Rapprochons un moment de Masillon un homme dont les philosophes récuseront peut-être l’autorité, par cela seul qu’il a raison ici, et qu’il a eu raison surtout de mépriser certains philosophes, qu’il connaissait bien, et qu’il a peints, comme il peignait tout ce qu’il sentait fortement.

« Plus je rentre en moi, dit-il, plus je me consulte, et plus je lis ces mots écrits dans mon âme : Sois juste, et tu seras heureux. Il n’en est rien pourtant, à considérer l’état présent des choses. Le méchant prospère, et le juste reste opprimé. Voyez aussi quelle indignation s’allume en nous, quand cette attente est frustrée ! La conscience s’élève et murmure contre son auteur ; elle lui crie, en gémissant : tu m’as trompée ! Je t’ai trompée, téméraire ! et qui te l’a dit ? Ton âme est-elle anéantie ? as-tu cessé d’exister ? Ô Brutus ! ô mon fils ! ne souille point ta noble vie, en la finissant ; ne laisse point ton espoir et la gloire aux champs de Philippes. Pourquoi dis-tu : La vertu n’est rien, quand tu vas jouir du prix de la tienne ? Tu vas mourir, penses-tu ? Non, tu vas vivre ; et c’est alors que je tiendrai tout ce que je t’ai promis.

» Si l’âme est immatérielle, elle peut survivre au corps ; et si elle lui survit, la providence est justifiée. Quand je n’aurais d’autre preuve de l’immortalité de l’âme, que le triomphe du méchant, et l’oppression du juste en ce monde, cela seul m’empêcherait d’en douter. Une si choquante dissonance dans l’harmonie universelle me ferait chercher à la résoudre.

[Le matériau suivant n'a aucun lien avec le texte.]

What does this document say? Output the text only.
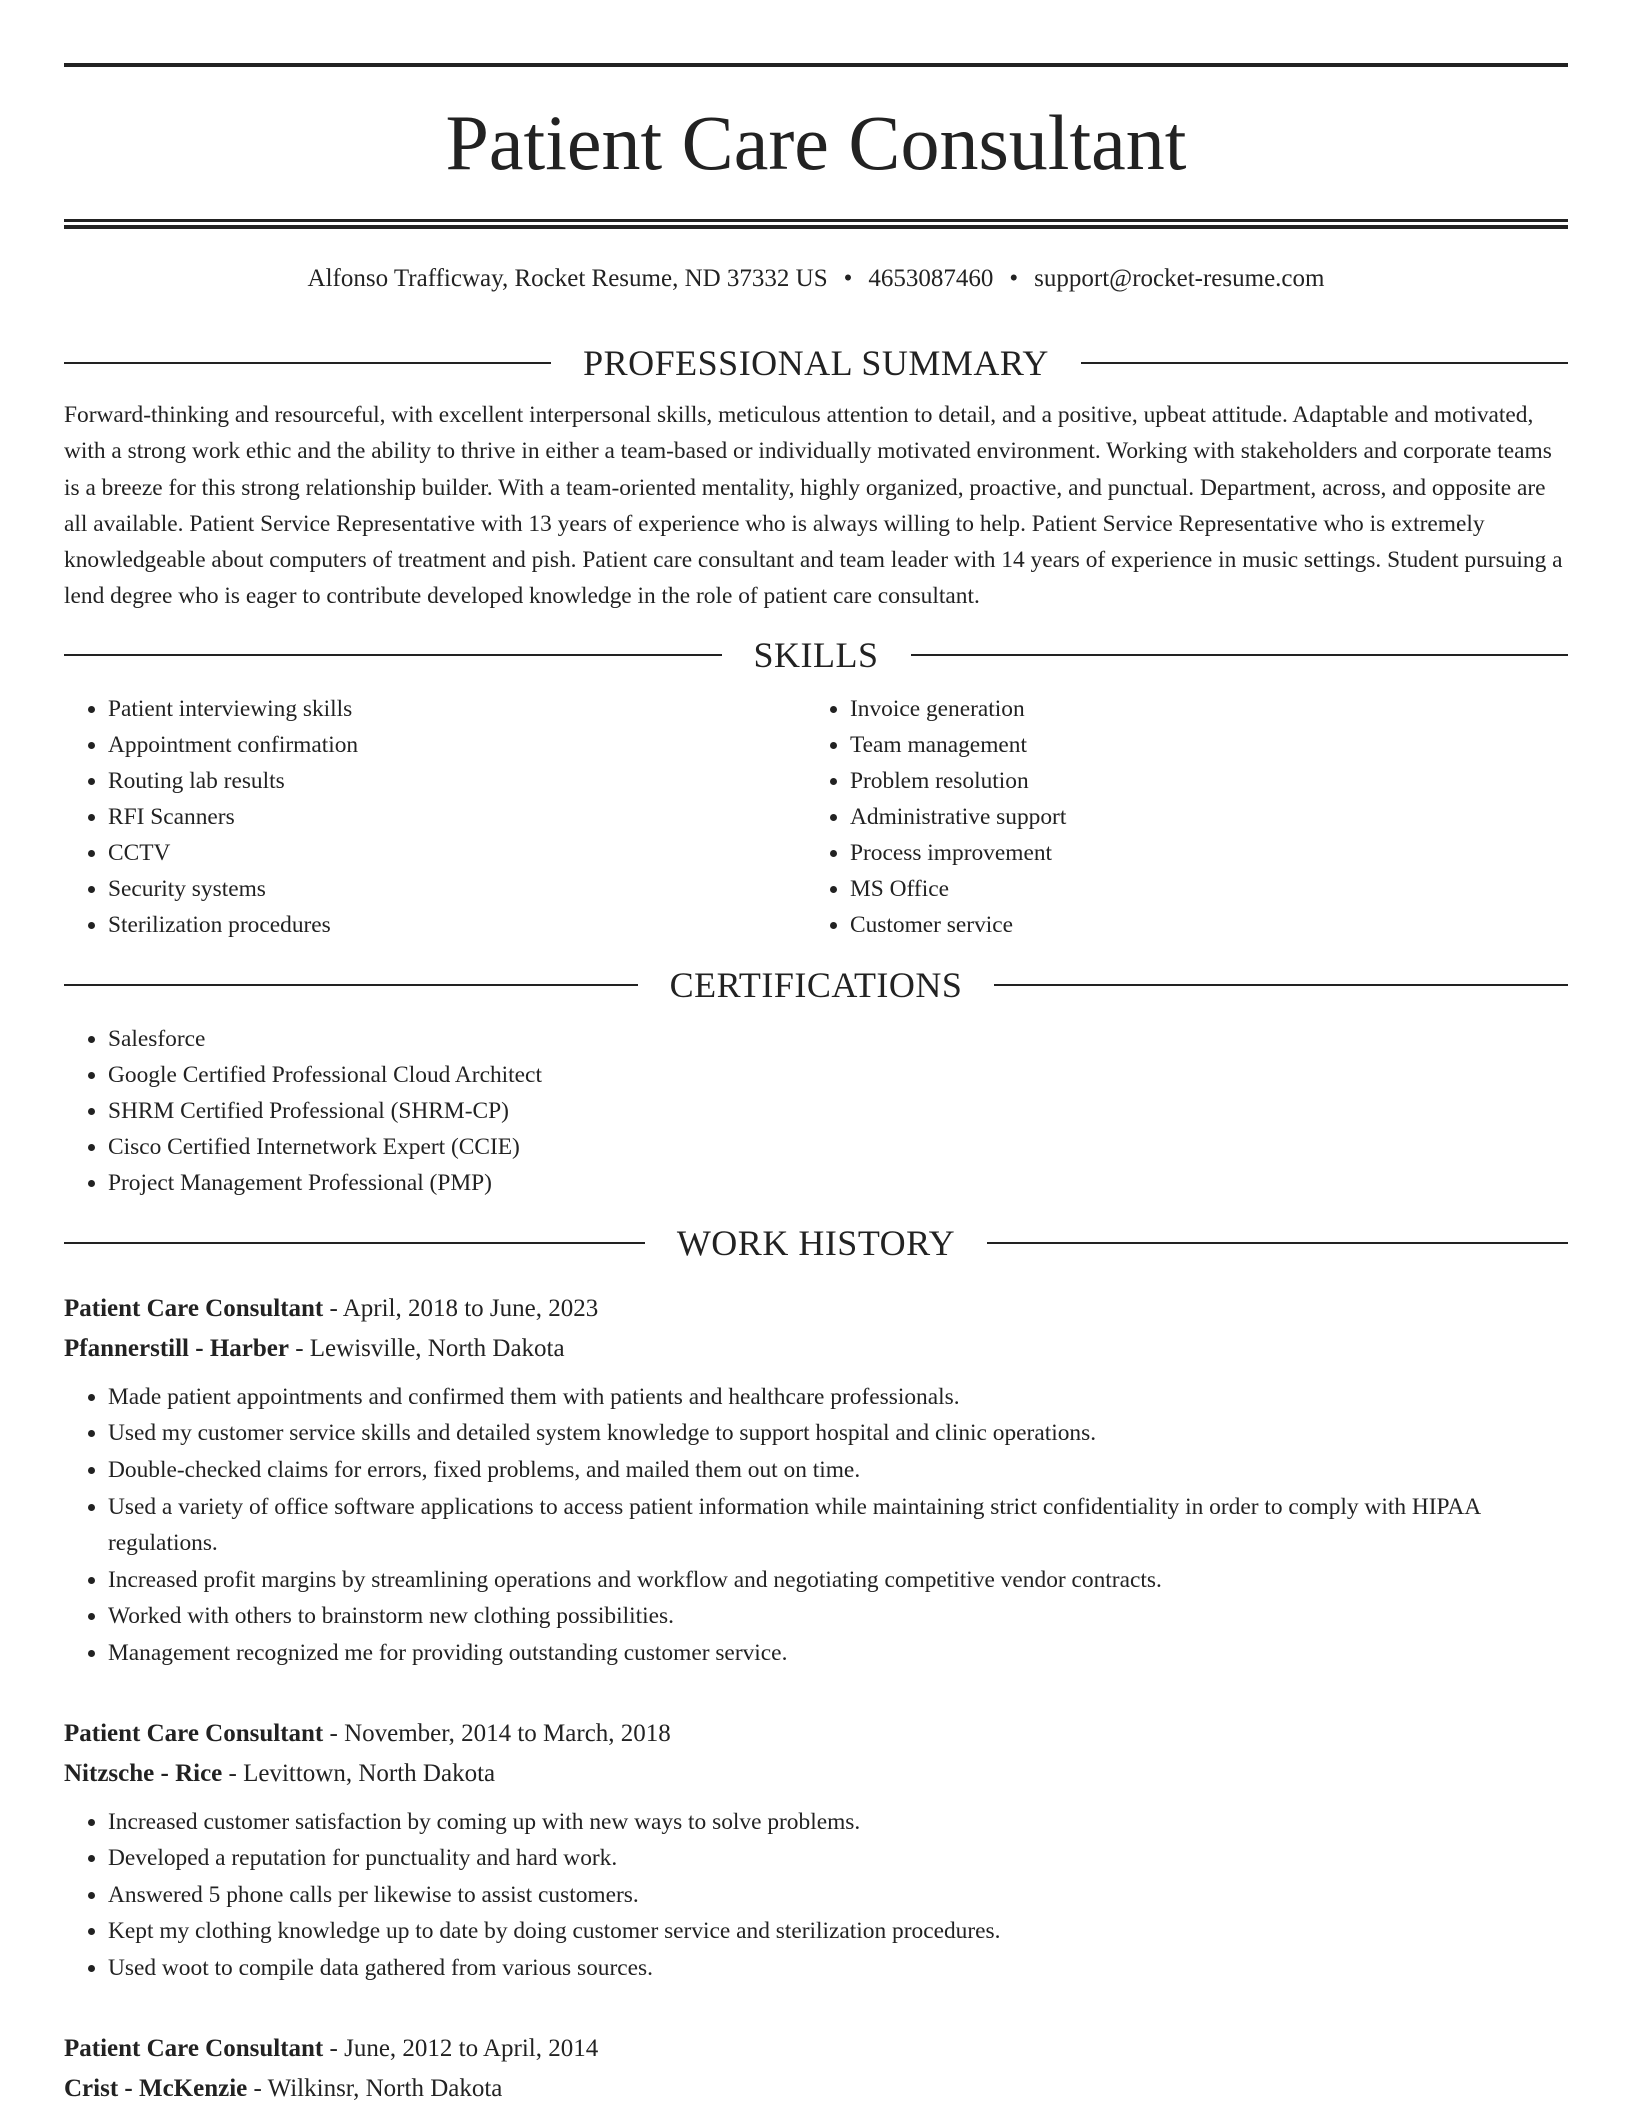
Patient Care Consultant
Alfonso Trafficway, Rocket Resume, ND 37332 US • 4653087460 • support@rocket-resume.com
PROFESSIONAL SUMMARY

Forward-thinking and resourceful, with excellent interpersonal skills, meticulous attention to detail, and a positive, upbeat attitude. Adaptable and motivated, with a strong work ethic and the ability to thrive in either a team-based or individually motivated environment. Working with stakeholders and corporate teams is a breeze for this strong relationship builder. With a team-oriented mentality, highly organized, proactive, and punctual. Department, across, and opposite are all available. Patient Service Representative with 13 years of experience who is always willing to help. Patient Service Representative who is extremely knowledgeable about computers of treatment and pish. Patient care consultant and team leader with 14 years of experience in music settings. Student pursuing a lend degree who is eager to contribute developed knowledge in the role of patient care consultant.

SKILLS
• Patient interviewing skills
• Appointment confirmation
• Routing lab results
• RFI Scanners
• CCTV
• Security systems
• Sterilization procedures
• Invoice generation
• Team management
• Problem resolution
• Administrative support
• Process improvement
• MS Office
• Customer service
CERTIFICATIONS
• Salesforce
• Google Certified Professional Cloud Architect
• SHRM Certified Professional (SHRM-CP)
• Cisco Certified Internetwork Expert (CCIE)
• Project Management Professional (PMP)
WORK HISTORY

Patient Care Consultant - April, 2018 to June, 2023

Pfannerstill - Harber - Lewisville, North Dakota

• Made patient appointments and confirmed them with patients and healthcare professionals.
• Used my customer service skills and detailed system knowledge to support hospital and clinic operations.
• Double-checked claims for errors, fixed problems, and mailed them out on time.
• Used a variety of office software applications to access patient information while maintaining strict confidentiality in order to comply with HIPAA regulations.
• Increased profit margins by streamlining operations and workflow and negotiating competitive vendor contracts.
• Worked with others to brainstorm new clothing possibilities.
• Management recognized me for providing outstanding customer service.

Patient Care Consultant - November, 2014 to March, 2018

Nitzsche - Rice - Levittown, North Dakota

• Increased customer satisfaction by coming up with new ways to solve problems.
• Developed a reputation for punctuality and hard work.
• Answered 5 phone calls per likewise to assist customers.
• Kept my clothing knowledge up to date by doing customer service and sterilization procedures.
• Used woot to compile data gathered from various sources.

Patient Care Consultant - June, 2012 to April, 2014

Crist - McKenzie - Wilkinsr, North Dakota
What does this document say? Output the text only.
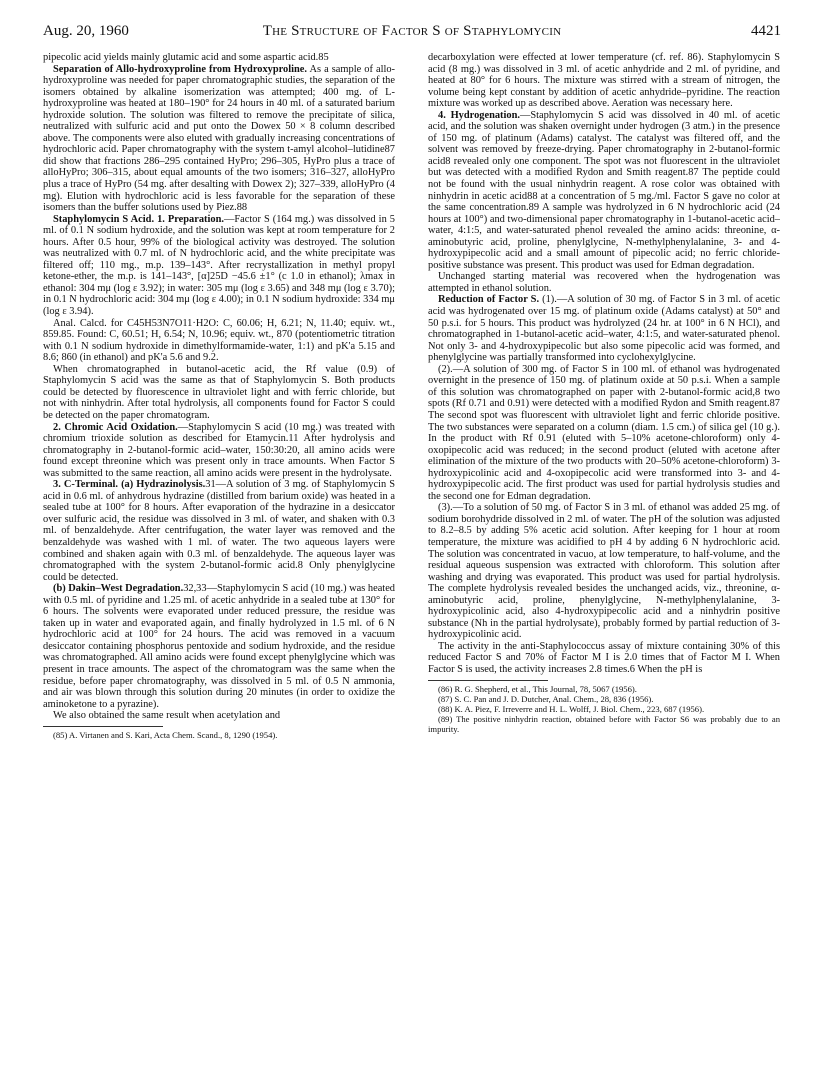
Aug. 20, 1960	The Structure of Factor S of Staphylomycin	4421

pipecolic acid yields mainly glutamic acid and some aspartic acid.85

Separation of Allo-hydroxyproline from Hydroxyproline. As a sample of allo-hydroxyproline was needed for paper chromatographic studies, the separation of the isomers obtained by alkaline isomerization was attempted; 400 mg. of L-hydroxyproline was heated at 180–190° for 24 hours in 40 ml. of a saturated barium hydroxide solution. The solution was filtered to remove the precipitate of silica, neutralized with sulfuric acid and put onto the Dowex 50 × 8 column described above. The components were also eluted with gradually increasing concentrations of hydrochloric acid. Paper chromatography with the system t-amyl alcohol–lutidine87 did show that fractions 286–295 contained HyPro; 296–305, HyPro plus a trace of alloHyPro; 306–315, about equal amounts of the two isomers; 316–327, alloHyPro plus a trace of HyPro (54 mg. after desalting with Dowex 2); 327–339, alloHyPro (4 mg). Elution with hydrochloric acid is less favorable for the separation of these isomers than the buffer solutions used by Piez.88

Staphylomycin S Acid. 1. Preparation.—Factor S (164 mg.) was dissolved in 5 ml. of 0.1 N sodium hydroxide, and the solution was kept at room temperature for 2 hours. After 0.5 hour, 99% of the biological activity was destroyed. The solution was neutralized with 0.7 ml. of N hydrochloric acid, and the white precipitate was filtered off; 110 mg., m.p. 139–143°. After recrystallization in methyl propyl ketone-ether, the m.p. is 141–143°, [α]25D −45.6 ±1° (c 1.0 in ethanol); λmax in ethanol: 304 mμ (log ε 3.92); in water: 305 mμ (log ε 3.65) and 348 mμ (log ε 3.70); in 0.1 N hydrochloric acid: 304 mμ (log ε 4.00); in 0.1 N sodium hydroxide: 334 mμ (log ε 3.94).

Anal. Calcd. for C45H53N7O11·H2O: C, 60.06; H, 6.21; N, 11.40; equiv. wt., 859.85. Found: C, 60.51; H, 6.54; N, 10.96; equiv. wt., 870 (potentiometric titration with 0.1 N sodium hydroxide in dimethylformamide-water, 1:1) and pK'a 5.15 and 8.6; 860 (in ethanol) and pK'a 5.6 and 9.2.

When chromatographed in butanol-acetic acid, the Rf value (0.9) of Staphylomycin S acid was the same as that of Staphylomycin S. Both products could be detected by fluorescence in ultraviolet light and with ferric chloride, but not with ninhydrin. After total hydrolysis, all components found for Factor S could be detected on the paper chromatogram.

2. Chromic Acid Oxidation.—Staphylomycin S acid (10 mg.) was treated with chromium trioxide solution as described for Etamycin.11 After hydrolysis and chromatography in 2-butanol-formic acid–water, 150:30:20, all amino acids were found except threonine which was present only in trace amounts. When Factor S was submitted to the same reaction, all amino acids were present in the hydrolysate.

3. C-Terminal. (a) Hydrazinolysis.31—A solution of 3 mg. of Staphylomycin S acid in 0.6 ml. of anhydrous hydrazine (distilled from barium oxide) was heated in a sealed tube at 100° for 8 hours. After evaporation of the hydrazine in a desiccator over sulfuric acid, the residue was dissolved in 3 ml. of water, and shaken with 0.3 ml. of benzaldehyde. After centrifugation, the water layer was removed and the benzaldehyde was washed with 1 ml. of water. The two aqueous layers were combined and shaken again with 0.3 ml. of benzaldehyde. The aqueous layer was chromatographed with the system 2-butanol-formic acid.8 Only phenylglycine could be detected.

(b) Dakin–West Degradation.32,33—Staphylomycin S acid (10 mg.) was heated with 0.5 ml. of pyridine and 1.25 ml. of acetic anhydride in a sealed tube at 130° for 6 hours. The solvents were evaporated under reduced pressure, the residue was taken up in water and evaporated again, and finally hydrolyzed in 1.5 ml. of 6 N hydrochloric acid at 100° for 24 hours. The acid was removed in a vacuum desiccator containing phosphorus pentoxide and sodium hydroxide, and the residue was chromatographed. All amino acids were found except phenylglycine which was present in trace amounts. The aspect of the chromatogram was the same when the residue, before paper chromatography, was dissolved in 5 ml. of 0.5 N ammonia, and air was blown through this solution during 20 minutes (in order to oxidize the aminoketone to a pyrazine).

We also obtained the same result when acetylation and

(85) A. Virtanen and S. Kari, Acta Chem. Scand., 8, 1290 (1954).

decarboxylation were effected at lower temperature (cf. ref. 86). Staphylomycin S acid (8 mg.) was dissolved in 3 ml. of acetic anhydride and 2 ml. of pyridine, and heated at 80° for 6 hours. The mixture was stirred with a stream of nitrogen, the volume being kept constant by addition of acetic anhydride–pyridine. The reaction mixture was worked up as described above. Aeration was necessary here.

4. Hydrogenation.—Staphylomycin S acid was dissolved in 40 ml. of acetic acid, and the solution was shaken overnight under hydrogen (3 atm.) in the presence of 150 mg. of platinum (Adams) catalyst. The catalyst was filtered off, and the solvent was removed by freeze-drying. Paper chromatography in 2-butanol-formic acid8 revealed only one component. The spot was not fluorescent in the ultraviolet but was detected with a modified Rydon and Smith reagent.87 The peptide could not be found with the usual ninhydrin reagent. A rose color was obtained with ninhydrin in acetic acid88 at a concentration of 5 mg./ml. Factor S gave no color at the same concentration.89 A sample was hydrolyzed in 6 N hydrochloric acid (24 hours at 100°) and two-dimensional paper chromatography in 1-butanol-acetic acid–water, 4:1:5, and water-saturated phenol revealed the amino acids: threonine, α-aminobutyric acid, proline, phenylglycine, N-methylphenylalanine, 3- and 4-hydroxypipecolic acid and a small amount of pipecolic acid; no ferric chloride-positive substance was present. This product was used for Edman degradation.

Unchanged starting material was recovered when the hydrogenation was attempted in ethanol solution.

Reduction of Factor S. (1).—A solution of 30 mg. of Factor S in 3 ml. of acetic acid was hydrogenated over 15 mg. of platinum oxide (Adams catalyst) at 50° and 50 p.s.i. for 5 hours. This product was hydrolyzed (24 hr. at 100° in 6 N HCl), and chromatographed in 1-butanol-acetic acid–water, 4:1:5, and water-saturated phenol. Not only 3- and 4-hydroxypipecolic but also some pipecolic acid was formed, and phenylglycine was partially transformed into cyclohexylglycine.

(2).—A solution of 300 mg. of Factor S in 100 ml. of ethanol was hydrogenated overnight in the presence of 150 mg. of platinum oxide at 50 p.s.i. When a sample of this solution was chromatographed on paper with 2-butanol-formic acid,8 two spots (Rf 0.71 and 0.91) were detected with a modified Rydon and Smith reagent.87 The second spot was fluorescent with ultraviolet light and ferric chloride positive. The two substances were separated on a column (diam. 1.5 cm.) of silica gel (10 g.). In the product with Rf 0.91 (eluted with 5–10% acetone-chloroform) only 4-oxopipecolic acid was reduced; in the second product (eluted with acetone after elimination of the mixture of the two products with 20–50% acetone-chloroform) 3-hydroxypicolinic acid and 4-oxopipecolic acid were transformed into 3- and 4-hydroxypipecolic acid. The first product was used for partial hydrolysis studies and the second one for Edman degradation.

(3).—To a solution of 50 mg. of Factor S in 3 ml. of ethanol was added 25 mg. of sodium borohydride dissolved in 2 ml. of water. The pH of the solution was adjusted to 8.2–8.5 by adding 5% acetic acid solution. After keeping for 1 hour at room temperature, the mixture was acidified to pH 4 by adding 6 N hydrochloric acid. The solution was concentrated in vacuo, at low temperature, to half-volume, and the residual aqueous suspension was extracted with chloroform. This solution after washing and drying was evaporated. This product was used for partial hydrolysis. The complete hydrolysis revealed besides the unchanged acids, viz., threonine, α-aminobutyric acid, proline, phenylglycine, N-methylphenylalanine, 3-hydroxypicolinic acid, also 4-hydroxypipecolic acid and a ninhydrin positive substance (Nh in the partial hydrolysate), probably formed by partial reduction of 3-hydroxypicolinic acid.

The activity in the anti-Staphylococcus assay of mixture containing 30% of this reduced Factor S and 70% of Factor M I is 2.0 times that of Factor M I. When Factor S is used, the activity increases 2.8 times.6 When the pH is

(86) R. G. Shepherd, et al., This Journal, 78, 5067 (1956).

(87) S. C. Pan and J. D. Dutcher, Anal. Chem., 28, 836 (1956).

(88) K. A. Piez, F. Irreverre and H. L. Wolff, J. Biol. Chem., 223, 687 (1956).

(89) The positive ninhydrin reaction, obtained before with Factor S6 was probably due to an impurity.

Je me dirais : Tout ne finit pas pour nous avec la vie, tout rentre dans l’ordre à la mort ».

(J.-J. Rousseau, Émile).

La richesse et l’élégance ne sont pas les seuls caractères de l’éloquence et du style de Massillon : ses discours offrent aussi de la grandeur et de l’énergie, et s’élèvent, quand il le faut, à l’éloquence la plus sublime. Voyez ce tableau du pécheur mourant :

« Alors le pécheur mourant ne trouvant plus dans le souvenir du passé que des regrets qui l’accablent ; dans tout ce qui se passe à ses yeux, que des images qui l’affligent ; dans la pensée de l’avenir, que des horreurs qui l’épouvantent : ne sachant plus à quoi avoir recours, ni aux créatures qui lui échappent, ni au monde qui s’évanouit, ni aux hommes qui ne sauraient le délivrer de la mort, ni au Dieu juste qu’il regarde comme un ennemi déclaré, dont il ne doit plus attendre d’indulgence, il se roule dans ses propres horreurs ; il se tourmente, il s’agite pour fuir la mort qui le saisit, ou du moins pour se fuir lui-même. Il sort de ses yeux mourans je ne sais quoi de sombre et de farouche qui exprime les fureurs de son âme ; il pousse, du fond de sa tristesse, des paroles entrecoupées de sanglots, qu’on n’entend qu’à demi, et qu’on ne sait si c’est le désespoir ou le repentir qui les a formées ; il jette sur un Dieu crucifié des regards affreux, et qui laissent douter si c’est la crainte ou l’espérance, la haine ou l’amour qu’ils expriment : il entre dans des saisissements ou l’on ignore si c’est le corps qui se dissout, ou l’âme qui sent l’approche de son juge : il soupire profondément, et l’on ne sait si c’est le souvenir de ses crimes qui lui arrache ces soupirs, ou le désespoir de quitter la vie. Enfin, au milieu de ces tristes efforts, ses yeux se fixent, ses traits changent, son visage se défigure, sa bouche livide s’entrouvre d’elle-même, tout son esprit frémit ; et, par ce dernier effort, son âme infortunée s’arrache comme à regret de ce corps de boue, tombe entre les mains de Dieu, et se trouve seule au pied du tribunal redoutable ».